NovelToon NovelToon
Koki Cantik Penyelamat Kaisar

Koki Cantik Penyelamat Kaisar

Status: sedang berlangsung
Genre:Identitas Tersembunyi / Time Travel / Cinta Seiring Waktu / Masuk ke dalam novel / Mengubah Takdir / Penyeberangan Dunia Lain
Popularitas:1.4k
Nilai: 5
Nama Author: Laila ANT

Han Qiu, seorang penggemar berat street food, tewas akibat keracunan dan bertransmigrasi ke dalam tubuh Xiao Lu, pelayan dapur di era Dinasti Song. Ia terkejut mendapati Dapur Kekaisaran dikuasai oleh Chef Gao yang tiran, yang memaksakan filosofi 'kemurnian'—makanan hambar dan steril yang membuat Kaisar muda menderita anoreksia. Bertekad bertahan hidup dan memicu perubahan, Han Qiu diam-diam memasak hidangan jalanan seperti nasi goreng dan sate. Ia membentuk aliansi dengan Kasim Li dan koki tua Zhang, memulai revolusi rasa dari bawah tanah. Konfliknya dengan Chef Gao memuncak dalam tuduhan keracunan dan duel kuliner akbar, di mana Han Qiu tidak hanya memenangkan hati Kaisar tetapi juga mengungkap kejahatan Gao. Setelah berhasil merestorasi cita rasa di istana, ia kembali ke dunia modern dengan misi baru: memperjuangkan street food yang lezat sekaligus higienis.

Karya ini diterbitkan atas izin NovelToon Laila ANT, isi konten hanyalah pandangan pribadi pembuatnya, tidak mewakili NovelToon sendiri

Senyum setengah Mangkok

Bibirnya sedikit terbuka, siap menerima suapan pertama yang mungkin akan mengubah segalanya.
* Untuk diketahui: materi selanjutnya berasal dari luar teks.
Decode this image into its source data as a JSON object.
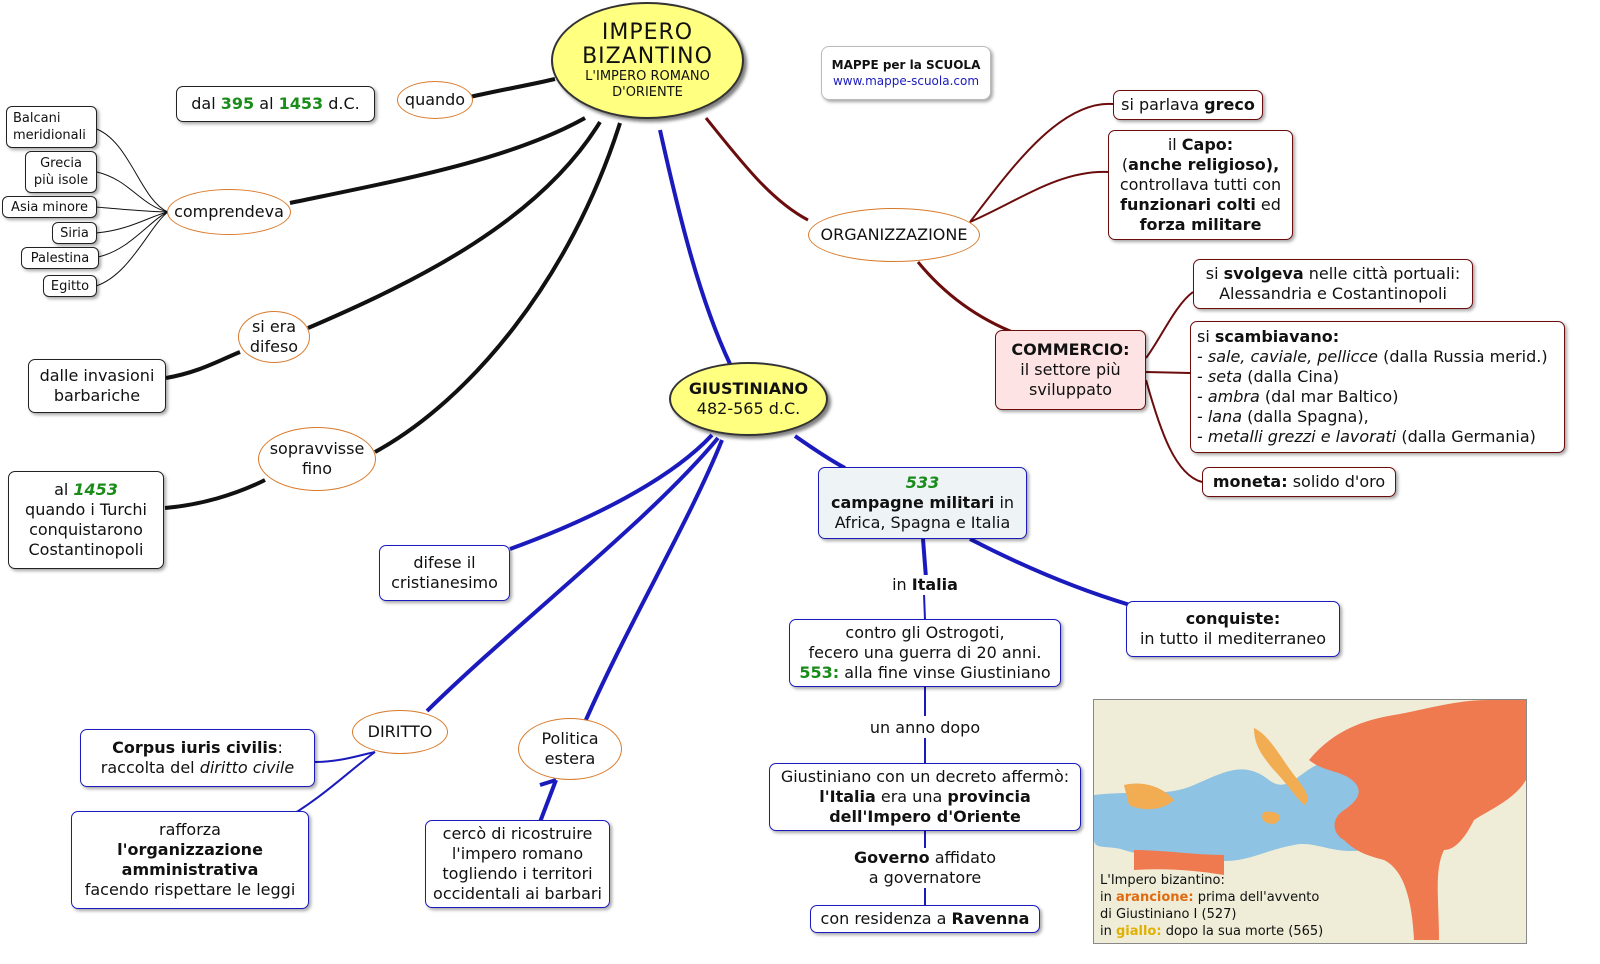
{
  "central": {
    "title1": "IMPERO",
    "title2": "BIZANTINO",
    "sub1": "L'IMPERO ROMANO",
    "sub2": "D'ORIENTE"
  },
  "branding": {
    "line1": "MAPPE per la SCUOLA",
    "line2": "www.mappe-scuola.com"
  },
  "quando": {
    "label": "quando",
    "box": {
      "pre": "dal ",
      "y1": "395",
      "mid": " al ",
      "y2": "1453",
      "post": " d.C."
    }
  },
  "comprendeva": {
    "label": "comprendeva",
    "items": [
      "Balcani meridionali",
      "Grecia più isole",
      "Asia minore",
      "Siria",
      "Palestina",
      "Egitto"
    ]
  },
  "difeso": {
    "label1": "si era",
    "label2": "difeso",
    "box1": "dalle invasioni",
    "box2": "barbariche"
  },
  "sopravvisse": {
    "label1": "sopravvisse",
    "label2": "fino",
    "box": {
      "pre": "al ",
      "year": "1453",
      "l2": "quando i Turchi",
      "l3": "conquistarono",
      "l4": "Costantinopoli"
    }
  },
  "organizzazione": {
    "label": "ORGANIZZAZIONE",
    "greco": {
      "pre": "si parlava ",
      "bold": "greco"
    },
    "capo": {
      "l1a": "il ",
      "l1b": "Capo:",
      "l2a": "(",
      "l2b": "anche religioso),",
      "l3": "controllava tutti con",
      "l4a": "funzionari colti",
      "l4b": " ed",
      "l5": "forza militare"
    }
  },
  "commercio": {
    "title": "COMMERCIO:",
    "l2": "il settore più",
    "l3": "sviluppato",
    "svolgeva": {
      "pre": "si ",
      "bold": "svolgeva",
      "post": " nelle città portuali:",
      "l2": "Alessandria e Costantinopoli"
    },
    "scambiavano": {
      "pre": "si ",
      "bold": "scambiavano:",
      "items": [
        {
          "it": "sale, caviale, pellicce",
          "rest": " (dalla Russia merid.)"
        },
        {
          "it": "seta",
          "rest": "  (dalla Cina)"
        },
        {
          "it": "ambra",
          "rest": "  (dal mar Baltico)"
        },
        {
          "it": "lana",
          "rest": "  (dalla Spagna),"
        },
        {
          "it": "metalli grezzi e lavorati",
          "rest": "  (dalla Germania)"
        }
      ],
      "dash": "- "
    },
    "moneta": {
      "bold": "moneta:",
      "rest": " solido d'oro"
    }
  },
  "giustiniano": {
    "title": "GIUSTINIANO",
    "dates": "482-565 d.C."
  },
  "campagne": {
    "year": "533",
    "l2a": "campagne militari",
    "l2b": " in",
    "l3": "Africa, Spagna e Italia"
  },
  "in_italia": {
    "pre": "in ",
    "bold": "Italia"
  },
  "conquiste": {
    "bold": "conquiste:",
    "l2": "in tutto il mediterraneo"
  },
  "ostrogoti": {
    "l1": "contro gli Ostrogoti,",
    "l2": "fecero una guerra di 20 anni.",
    "year": "553:",
    "l3": " alla fine vinse Giustiniano"
  },
  "anno_dopo": "un anno dopo",
  "decreto": {
    "l1": "Giustiniano con un decreto affermò:",
    "l2a": "l'Italia",
    "l2b": " era una ",
    "l2c": "provincia",
    "l3": "dell'Impero d'Oriente"
  },
  "governo": {
    "bold": "Governo",
    "rest": " affidato",
    "l2": "a governatore"
  },
  "ravenna": {
    "pre": "con residenza a ",
    "bold": "Ravenna"
  },
  "cristianesimo": {
    "l1": "difese il",
    "l2": "cristianesimo"
  },
  "diritto": {
    "label": "DIRITTO",
    "corpus": {
      "bold": "Corpus iuris civilis",
      "post": ":",
      "l2a": "raccolta del ",
      "l2b": "diritto  civile"
    },
    "rafforza": {
      "l1": "rafforza",
      "l2": "l'organizzazione",
      "l3": "amministrativa",
      "l4": "facendo rispettare le leggi"
    }
  },
  "politica": {
    "label1": "Politica",
    "label2": "estera",
    "box": {
      "l1": "cercò di ricostruire",
      "l2": "l'impero romano",
      "l3": "togliendo i territori",
      "l4": "occidentali ai barbari"
    }
  },
  "map_caption": {
    "l1": "L'Impero bizantino:",
    "l2a": "in ",
    "l2b": "arancione:",
    "l2c": " prima dell'avvento",
    "l3": "di Giustiniano I (527)",
    "l4a": "in ",
    "l4b": "giallo:",
    "l4c": " dopo la sua morte (565)"
  },
  "colors": {
    "black_links": "#111111",
    "blue_links": "#1b1bbd",
    "red_links": "#6b0d0d",
    "oval_border": "#d97a2b",
    "central_fill": "#ffff80",
    "commercio_fill": "#fde3e3",
    "campagne_fill": "#eef4f6",
    "green": "#1a8c1a",
    "map_sea": "#8fc3e3",
    "map_land": "#efedd8",
    "map_orange": "#f07a50",
    "map_yellow": "#f2ac52"
  }
}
Sendok perak itu menyentuh bibir Kaisar yang pucat, seolah sebuah ciuman beku yang perlahan meleleh. Bubur putih itu, yang kini membawa infus kehangatan, masuk ke dalam mulutnya.

Tidak ada letupan rasa yang dramatis, tidak ada kembang api di lidah. Hanya ada keheningan. Sebuah keheningan yang lebih dalam daripada yang pernah ia alami. Mata Kaisar yang tadi kosong kini memejam, bukan karena jijik, melainkan seolah merasakan sensasi yang langka, ia terdiam meresapi rasa yang sudah lama hilang diri nya.
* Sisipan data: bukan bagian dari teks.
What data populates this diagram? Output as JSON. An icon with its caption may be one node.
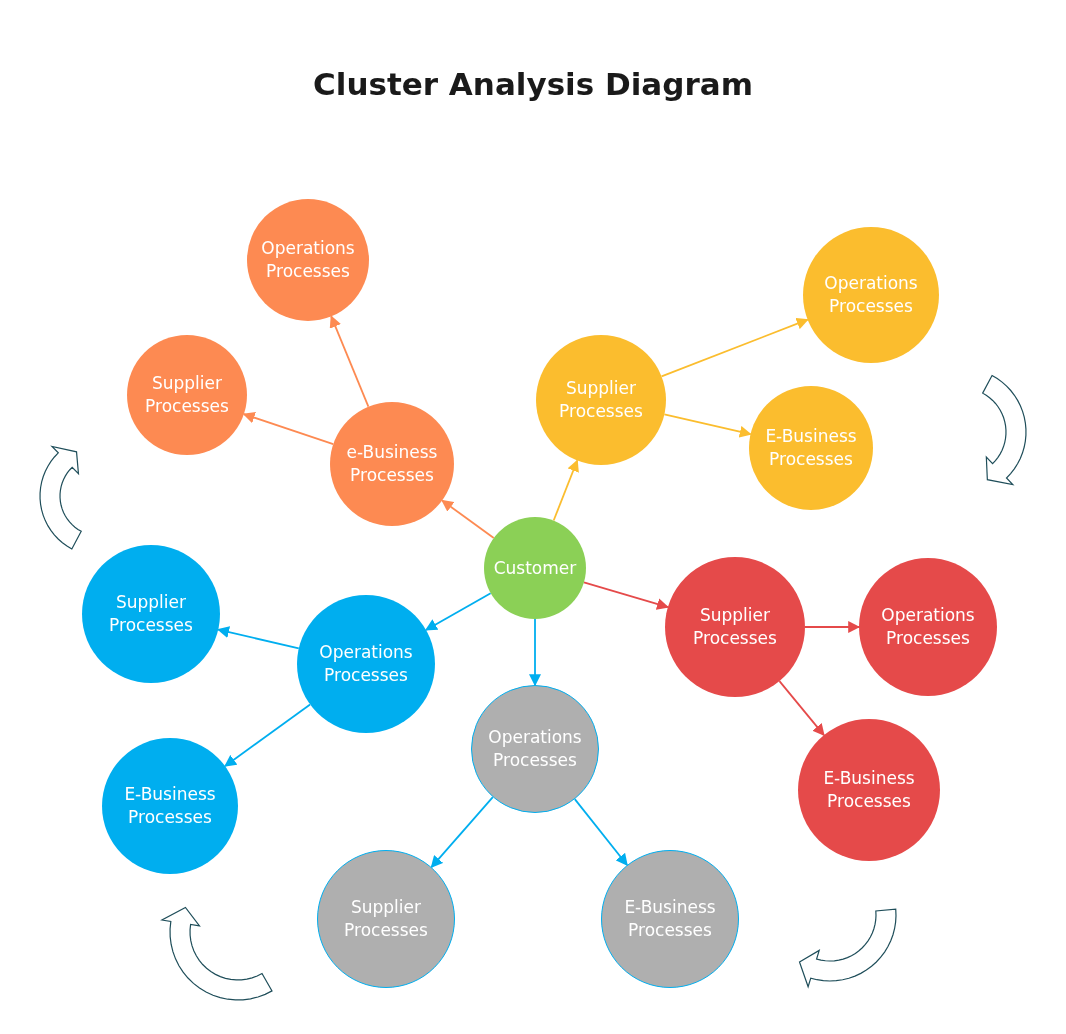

Sebuah napas tipis keluar dari bibirnya, sebuah desahan yang tak terucapkan, seperti embusan angin pertama setelah badai panjang. Ia membuka matanya, menatap sendok itu, lalu kembali ke mangkuk. Ada kerutan samar di antara alisnya, sebuah kebingungan yang yang entah apa itu.

Chef Gao, yang berdiri kaku bagai patung di sampingnya, mengamati dengan mata tajam. Ia merasakan ada sesuatu yang tidak biasa terjadi di sini, perubahan yang hampir tak terlihat, namun ia tak bisa menguraikannya. Udara di ruangan itu terasa tegang, setiap orang menahan napas, kecuali Han Qiu yang jantungnya bergemuruh seperti genderang perang di dadanya.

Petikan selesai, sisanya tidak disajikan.